In 1976 South Africa granted the Basters a form of autonomy for the area around Rehoboth under the Self-Government Act, No. 56, in an effort to hold their loyalty. As part of its implementation of a Baster Homeland, South Africa supported an election for the Kaptein (Tribal chief) of Rehoboth. Incumbent Dr. Ben Africa won narrowly, and Diergaardt came second. Diergaardt challenged the election results in court; when he won in 1979, he was confirmed as the fifth Baster Kaptein in history.

He served as leader of the Baster Homeland (or bantustan) from 1979 until independence in 1990. Believing that building alliances with native tribes was important, Diergaardt promoted new housing for the Nama people and was the first local authority in Namibia to desegregate the school system. He also tried to build alliances at the national level to enable the Basters to have a voice in their future, but the major effort there was on ridding the country of South African control.

Diergaardt represented the Rehoboth Free Democratic Party (RFP) and had a seat in the Transitional Government of National Unity (TGNU). This was directly linked to the South African apartheid state, which allowed it to operate some governmental powers from June 1985 to February 1989. Diergaardt was the second chairman of the TGNU.

Prior to Namibian gaining independence, Diergaardt was elected to the Constituent Assembly of Namibia, which wrote the country's constitution. After independence, in 1990 Diergaardt threatened armed secession from Namibia if the government tried to redistribute the land of Rehoboth (as had been discussed prior to independence.) He believed that minority group rights were not sufficiently protected under the Namibian Constitution. He mounted a court challenge seeking to establish autonomy for the Basters based on their prior history in the country; the Supreme Court ruled they had no special status.
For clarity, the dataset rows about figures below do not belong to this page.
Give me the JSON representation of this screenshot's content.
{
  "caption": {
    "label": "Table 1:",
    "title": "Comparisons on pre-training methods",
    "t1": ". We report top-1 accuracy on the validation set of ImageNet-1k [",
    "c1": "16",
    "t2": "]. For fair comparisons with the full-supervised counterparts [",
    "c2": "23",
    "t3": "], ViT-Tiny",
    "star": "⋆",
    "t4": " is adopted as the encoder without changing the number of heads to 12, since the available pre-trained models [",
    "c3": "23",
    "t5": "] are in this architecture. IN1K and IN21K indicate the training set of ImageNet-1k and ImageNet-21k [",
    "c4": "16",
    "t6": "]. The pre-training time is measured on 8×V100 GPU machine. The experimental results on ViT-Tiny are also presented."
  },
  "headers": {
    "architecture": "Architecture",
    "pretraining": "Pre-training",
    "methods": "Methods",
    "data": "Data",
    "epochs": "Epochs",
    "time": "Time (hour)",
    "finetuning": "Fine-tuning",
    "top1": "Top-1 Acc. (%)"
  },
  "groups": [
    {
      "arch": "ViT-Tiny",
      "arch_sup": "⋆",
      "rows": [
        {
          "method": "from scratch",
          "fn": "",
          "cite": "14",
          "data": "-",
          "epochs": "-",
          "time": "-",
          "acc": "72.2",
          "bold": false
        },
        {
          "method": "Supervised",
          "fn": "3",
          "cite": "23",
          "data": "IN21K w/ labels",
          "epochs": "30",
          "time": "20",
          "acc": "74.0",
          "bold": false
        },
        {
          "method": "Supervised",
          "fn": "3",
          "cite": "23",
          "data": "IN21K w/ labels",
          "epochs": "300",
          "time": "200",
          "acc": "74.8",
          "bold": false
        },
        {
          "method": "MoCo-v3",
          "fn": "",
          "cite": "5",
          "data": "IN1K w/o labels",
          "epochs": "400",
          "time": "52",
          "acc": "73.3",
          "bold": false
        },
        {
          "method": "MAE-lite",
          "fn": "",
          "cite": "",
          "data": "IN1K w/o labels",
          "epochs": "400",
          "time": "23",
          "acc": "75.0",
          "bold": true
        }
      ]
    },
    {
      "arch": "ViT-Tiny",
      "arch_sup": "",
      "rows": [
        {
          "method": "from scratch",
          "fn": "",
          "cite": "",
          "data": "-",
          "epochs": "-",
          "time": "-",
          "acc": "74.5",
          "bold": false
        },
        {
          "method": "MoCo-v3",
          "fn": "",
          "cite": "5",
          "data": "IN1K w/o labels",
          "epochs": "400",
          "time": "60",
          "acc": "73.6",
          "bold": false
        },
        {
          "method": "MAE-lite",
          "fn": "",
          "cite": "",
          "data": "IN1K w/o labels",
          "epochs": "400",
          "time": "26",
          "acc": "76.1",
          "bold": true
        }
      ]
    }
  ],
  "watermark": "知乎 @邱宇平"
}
Before his death, Diergaardt filed an official complaint on behalf of the Basters with the United Nations Human Rights Committee. In Diergaardt v. Namibia (2000), the committee found evidence of linguistic discrimination against the Basters by the Namibian government, which refused to use the Afrikaans language in dealing with this community.

Diergaardt died from a heart attack in Rehoboth on 13 February 1998.